Il faut ajouter à cela que Nina est également névrosée, au-delà de l'anxiété, et s'est enfermée dans un cercle sans fin de quête de la perfection, pensant qu'elle seule pourra lui permettre de réussir et d’atteindre ses objectifs.
Dans une certaine mesure, il y a également transfert entre les rêves avortés de la mère de Nina pour cette fille qu'elle a choisie d'avoir en lieu et place d'une hypothétique carrière et qu'elle reporte sur Nina.
Complexe est un mot qui qualifie très bien l'histoire de ce film interprété par des actrices (et acteur) au sommet de leur art.
Natalie Portman y est tout simplement éblouissante et son double Mila Kunis est une révélation, la proximité physique de ces deux actrices étant accentuée jusqu'au point de quasiment les confondre.
Quant à Winona Ryder, elle est difficilement reconnaissable dans ce rôle d'une femme déchue et pétrie de névrose, et une french touch est donnée à ce film en la personne de Vincent Cassel qui marque et se creuse un chemin dans le cinéma américain.
"Black Swan", sans être qualifié de chef d'oeuvre, est un grand film qui brille par une mise en scène soignée et un jeu d'actrices irréprochable, transportant Natalie Portman au sommet de sa gloire et le spectateur dans l'envers du décors d'un ballet où la tragédie dansée finit par rejoindre la réalité pour ne plus former qu'un tout indissociable à l'issue fatale.
Ce film a été vu dans le cadre du Challenge New York 2014
La vie d'Adèle - Chapitres 1 et 2 d'Abdellatif Kechiche
À 15 ans, Adèle ne se pose pas de question : une fille, ça sort avec des garçons.
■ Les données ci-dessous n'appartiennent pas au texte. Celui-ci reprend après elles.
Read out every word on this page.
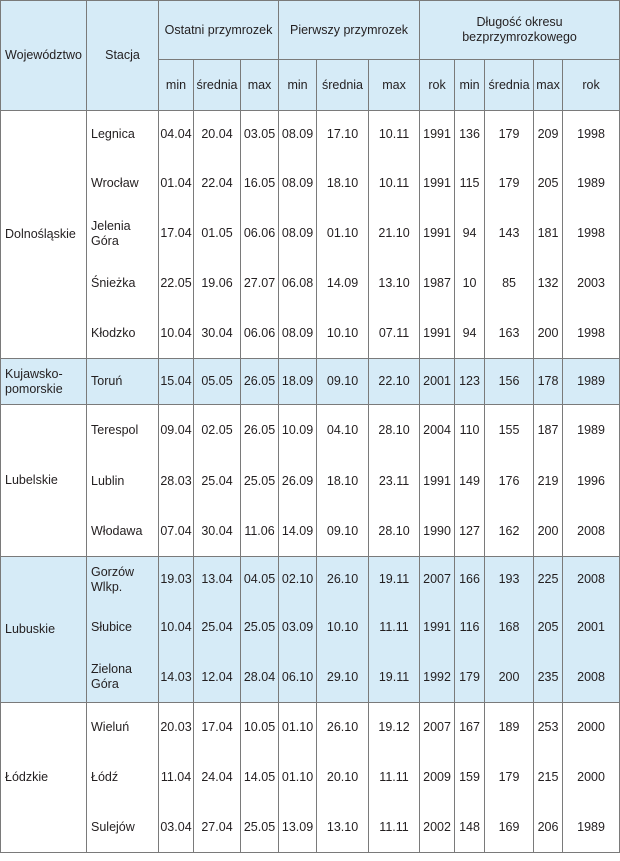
Województwo	Stacja	Ostatni przymrozek			Pierwszy przymrozek			Długość okresu bezprzymrozkowego				
		min	średnia	max	min	średnia	max	rok	min	średnia	max	rok
Dolnośląskie	Legnica	04.04	20.04	03.05	08.09	17.10	10.11	1991	136	179	209	1998
	Wrocław	01.04	22.04	16.05	08.09	18.10	10.11	1991	115	179	205	1989
	Jelenia Góra	17.04	01.05	06.06	08.09	01.10	21.10	1991	94	143	181	1998
	Śnieżka	22.05	19.06	27.07	06.08	14.09	13.10	1987	10	85	132	2003
	Kłodzko	10.04	30.04	06.06	08.09	10.10	07.11	1991	94	163	200	1998
Kujawsko-pomorskie	Toruń	15.04	05.05	26.05	18.09	09.10	22.10	2001	123	156	178	1989
Lubelskie	Terespol	09.04	02.05	26.05	10.09	04.10	28.10	2004	110	155	187	1989
	Lublin	28.03	25.04	25.05	26.09	18.10	23.11	1991	149	176	219	1996
	Włodawa	07.04	30.04	11.06	14.09	09.10	28.10	1990	127	162	200	2008
Lubuskie	Gorzów Wlkp.	19.03	13.04	04.05	02.10	26.10	19.11	2007	166	193	225	2008
	Słubice	10.04	25.04	25.05	03.09	10.10	11.11	1991	116	168	205	2001
	Zielona Góra	14.03	12.04	28.04	06.10	29.10	19.11	1992	179	200	235	2008
Łódzkie	Wieluń	20.03	17.04	10.05	01.10	26.10	19.12	2007	167	189	253	2000
	Łódź	11.04	24.04	14.05	01.10	20.10	11.11	2009	159	179	215	2000
	Sulejów	03.04	27.04	25.05	13.09	13.10	11.11	2002	148	169	206	1989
Sa vie bascule le jour où elle rencontre Emma, une jeune femme aux cheveux bleus, qui lui fait découvrir le désir et lui permettra de s’affirmer en tant que femme et adulte. Face au regard des autres Adèle grandit, se cherche, se perd, se trouve... (AlloCiné)
Librement adapté de la bande dessinée de Julie Maroh "Le bleu est une couleur chaude", le nouveau film d'Abdellatif Kechiche traite du parcours d'Adèle, dans un premier chapitre à l'âge de 15 ans où la jeune fille se découvre et dans un deuxième chapitre un peu plus âgée où la jeune femme va se perdre.
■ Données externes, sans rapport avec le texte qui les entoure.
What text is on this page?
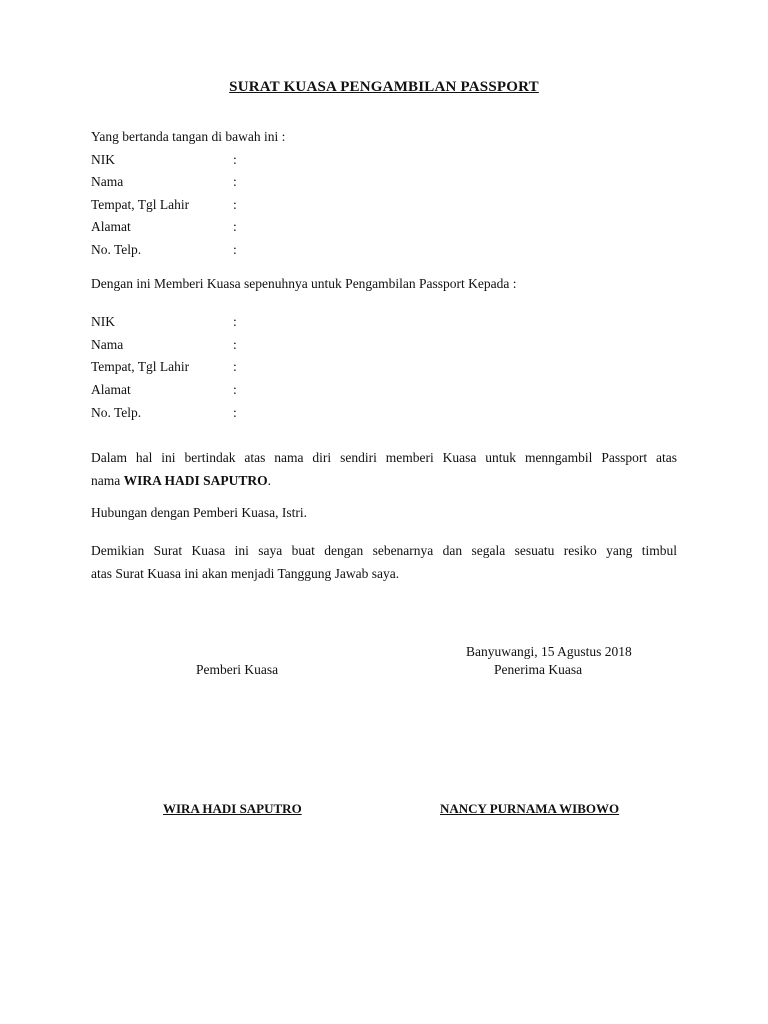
SURAT KUASA PENGAMBILAN PASSPORT
Yang bertanda tangan di bawah ini :
NIK	:
Nama	:
Tempat, Tgl Lahir	:
Alamat	:
No. Telp.	:
Dengan ini Memberi Kuasa sepenuhnya untuk Pengambilan Passport Kepada :
NIK	:
Nama	:
Tempat, Tgl Lahir	:
Alamat	:
No. Telp.	:
Dalam hal ini bertindak atas nama diri sendiri memberi Kuasa untuk menngambil Passport atas
nama WIRA HADI SAPUTRO.
Hubungan dengan Pemberi Kuasa, Istri.
Demikian Surat Kuasa ini saya buat dengan sebenarnya dan segala sesuatu resiko yang timbul
atas Surat Kuasa ini akan menjadi Tanggung Jawab saya.
Banyuwangi, 15 Agustus 2018
Pemberi Kuasa	Penerima Kuasa
WIRA HADI SAPUTRO	NANCY PURNAMA WIBOWO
La construction cinématographique d'Abdellatif Kechiche est intéressante à plus d'un titre.
Tout d'abord, le bleu est une couleur omni-présente pendant tout le film : les cheveux d'Emma, le papier dans la chambre d'Adèle, comme un écho à la bande dessinée dont s'est inspiré le réalisateur.
Ensuite, les scènes d'ouverture et de clôture du film forment un parallèle tendant à transformer la vie d'Adèle comme un cycle voué à recommencer.
Le film s'ouvre sur Adèle partant de chez ses parents pour aller à l'école, il se termine par Adèle partant de l'exposition d'Emma pour certainement rentrer chez elle.
Le réalisateur, également scénariste, a choisi de modifier le prénom d'une des héroïnes pour garder celui de l'actrice l'incarnant, dans une volonté de créer une fusion entre fiction et réalité.
La présence de la littérature, particulièrement de Marivaux, est également une habitude chez Abdellatif Kechiche, et il est difficile de ne pas voir le parallèle entre le livre de Marivaux étudié par Adèle en classe, s'intéressant au coup de foudre et à la rencontre amoureuse, et son coup de foudre pour une jeune femme aux cheveux bleus croisée dans la rue.
Adèle se met au diapason de l'héroïne de Marivaux, mais dans une relation qui la fait s'interroger, douter, se chercher : pour elle à 15 ans, une fille va avec un garçon pas avec une autre fille.
Adèle va devoir s'affranchir des barrières et du carcan de ce qui est normal aux yeux des autres pour vivre une belle histoire d'amour avec Emma.
La façon de filmer d'Abdellatif Kechiche est crue, comme d'ordinaire il n'hésite pas à filmer ses actrices au plus près de leur visage, pour capter la moindre de leurs émotions.
Ainsi, il n'épargne rien au spectateur des larmes d'Adèle, de la violence d'une scène de dispute et de la tristesse d'une autre où les deux femmes se retrouvent, en vain; tout comme il ne cache pas la violence et le côté cru pouvant déranger des scènes d'amour entre les deux jeunes femmes.
Car oui, la passion ça peut être violent et souvent l'Humain retrouve son côté bestial pour accomplir un acte d'amour.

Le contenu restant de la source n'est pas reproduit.